スマホの連絡先を消して、裏アカウントも削除した。

部屋にあったブランド品は、ほとんど売った。


当然、収入はゼロになった。

タワーマンションは引き払って、蒼が紹介してくれた、日当たりのいい小さなアパートに引っ越した。

学校の近くのカフェで、アルバイトも始めた。


生活は、前よりずっと大変になったけど。

でも、不思議なくらい、心は穏やかだった。


蒼は、毎日のように私のアパートに来てくれた。

二人でスーパーの特売品を漁って、一緒にご飯を作る。

テレビを見ながら、どうでもいいことで笑い合う。

眠る時は、必ず手を繋いで。


手首の傷は、もう増えなかった。

私の心は、蒼の愛で、少しずつ満たされていった。


「莉愛は、笑うと可愛いね」

「……うるさい」

「照れてる」

「照れてない!」


そんな、ありふれた幸せが、永遠に続くと、信じてた。


あの日までは。


その日、私は蒼の部屋に、忘れ物を届けに行った。

彼は大学のゼミで、帰りは遅いと聞いていた。

合鍵で、部屋に入る。


シンと静まり返った部屋。

彼の匂いがして、少しだけ安心する。


机の上に、彼がいつも使っているノートパソコンが開いたままになっているのが目に入った。

(消し忘れかな)

そう思って、画面を覗き込んだ、瞬間。


私の身体は、凍りついた。


開かれていたのは、一通のメール。

送信相手は『お父様』。


件名は、『例の件について』。


本文に書かれていた言葉に、目が滑る。


『……縁談の件、謹んでお受けいたします』


『……彼女とは、お約束通り、今月中に別れます』


『……ご迷惑をおかけして、申し訳ありませんでした』


……え?

縁談?

別れる?


誰が?

誰と?


頭が、理解を拒む。

指が、震える。

マウスを動かして、他のメールも見てしまった。


そこには。

蒼の父親と、彼との、おびただしい数のやり取りが残っていた。


『あの女と本気だと言うのか!』

『目を覚ませ! お前は将来、病院を継ぐ身だぞ!』

『いつまでそんな底辺の女と付き合うつもりだ!』

『言うことを聞かないなら、学費も仕送りも、全て止める。勘当だ』


そして、蒼からの、返信。


『莉愛を、傷つけないでください』

『彼女は、僕が守ります』


父親からの、最後通告のようなメール。


『選択肢は二つだ。

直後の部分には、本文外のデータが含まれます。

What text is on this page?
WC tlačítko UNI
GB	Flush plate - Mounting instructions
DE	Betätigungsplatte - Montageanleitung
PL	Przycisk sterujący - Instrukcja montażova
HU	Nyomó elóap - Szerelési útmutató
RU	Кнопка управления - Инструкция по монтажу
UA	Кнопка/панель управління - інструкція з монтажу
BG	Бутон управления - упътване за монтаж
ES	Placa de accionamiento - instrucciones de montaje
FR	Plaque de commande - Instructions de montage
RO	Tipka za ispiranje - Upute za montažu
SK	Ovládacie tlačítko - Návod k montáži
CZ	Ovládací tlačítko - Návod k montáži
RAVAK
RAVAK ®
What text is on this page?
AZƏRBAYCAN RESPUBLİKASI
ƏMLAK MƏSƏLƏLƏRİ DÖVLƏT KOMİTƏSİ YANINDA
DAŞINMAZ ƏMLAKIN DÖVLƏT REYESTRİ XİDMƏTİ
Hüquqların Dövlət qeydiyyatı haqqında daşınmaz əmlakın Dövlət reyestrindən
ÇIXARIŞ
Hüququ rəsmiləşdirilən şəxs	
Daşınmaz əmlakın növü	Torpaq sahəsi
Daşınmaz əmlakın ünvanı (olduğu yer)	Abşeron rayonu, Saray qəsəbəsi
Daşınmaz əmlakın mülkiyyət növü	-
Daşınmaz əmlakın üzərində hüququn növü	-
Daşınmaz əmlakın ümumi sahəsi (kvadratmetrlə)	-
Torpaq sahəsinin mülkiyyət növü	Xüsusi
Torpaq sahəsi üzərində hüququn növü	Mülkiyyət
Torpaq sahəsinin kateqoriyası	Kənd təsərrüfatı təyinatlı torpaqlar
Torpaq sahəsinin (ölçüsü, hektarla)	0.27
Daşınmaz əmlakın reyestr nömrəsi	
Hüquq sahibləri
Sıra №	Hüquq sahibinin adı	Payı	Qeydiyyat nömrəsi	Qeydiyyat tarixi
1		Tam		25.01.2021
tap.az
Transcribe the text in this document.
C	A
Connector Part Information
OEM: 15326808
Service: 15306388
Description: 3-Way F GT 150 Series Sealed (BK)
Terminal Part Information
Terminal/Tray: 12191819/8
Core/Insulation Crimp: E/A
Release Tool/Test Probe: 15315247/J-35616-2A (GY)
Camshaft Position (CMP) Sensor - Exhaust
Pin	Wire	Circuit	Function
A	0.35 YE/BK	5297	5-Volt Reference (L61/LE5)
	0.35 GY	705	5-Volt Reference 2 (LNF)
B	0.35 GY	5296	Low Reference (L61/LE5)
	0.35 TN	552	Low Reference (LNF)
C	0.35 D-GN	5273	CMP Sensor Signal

あの女と別れて、縁談相手と結婚するか。全てを失って、二人で底辺でのたれ死ぬか。……よく考えろ』


そのメールの日付は、一週間前。


私が、一番幸せだった、あの日。


サーッと、血の気が引いていく。

足が、ガクガクと震える。


だから、か。

だから最近、蒼は時々、悲しい顔をしていたんだ。

私に隠れて、一人で、こんなものと戦っていたんだ。


どうしよう。

私のせいで。

私が、蒼の人生を、めちゃくちゃにしてる。


彼から、未来も、家族も、全部奪おうとしてる。


そんなの、ダメだ。

絶対に、ダメだ。


私は、蒼のパソコンを、そっと閉じた。

そして、来た時よりも静かに、彼の部屋を後にした。


涙は、一滴も出なかった。

ただ、心の奥で、何かがプツンと、切れる音がした。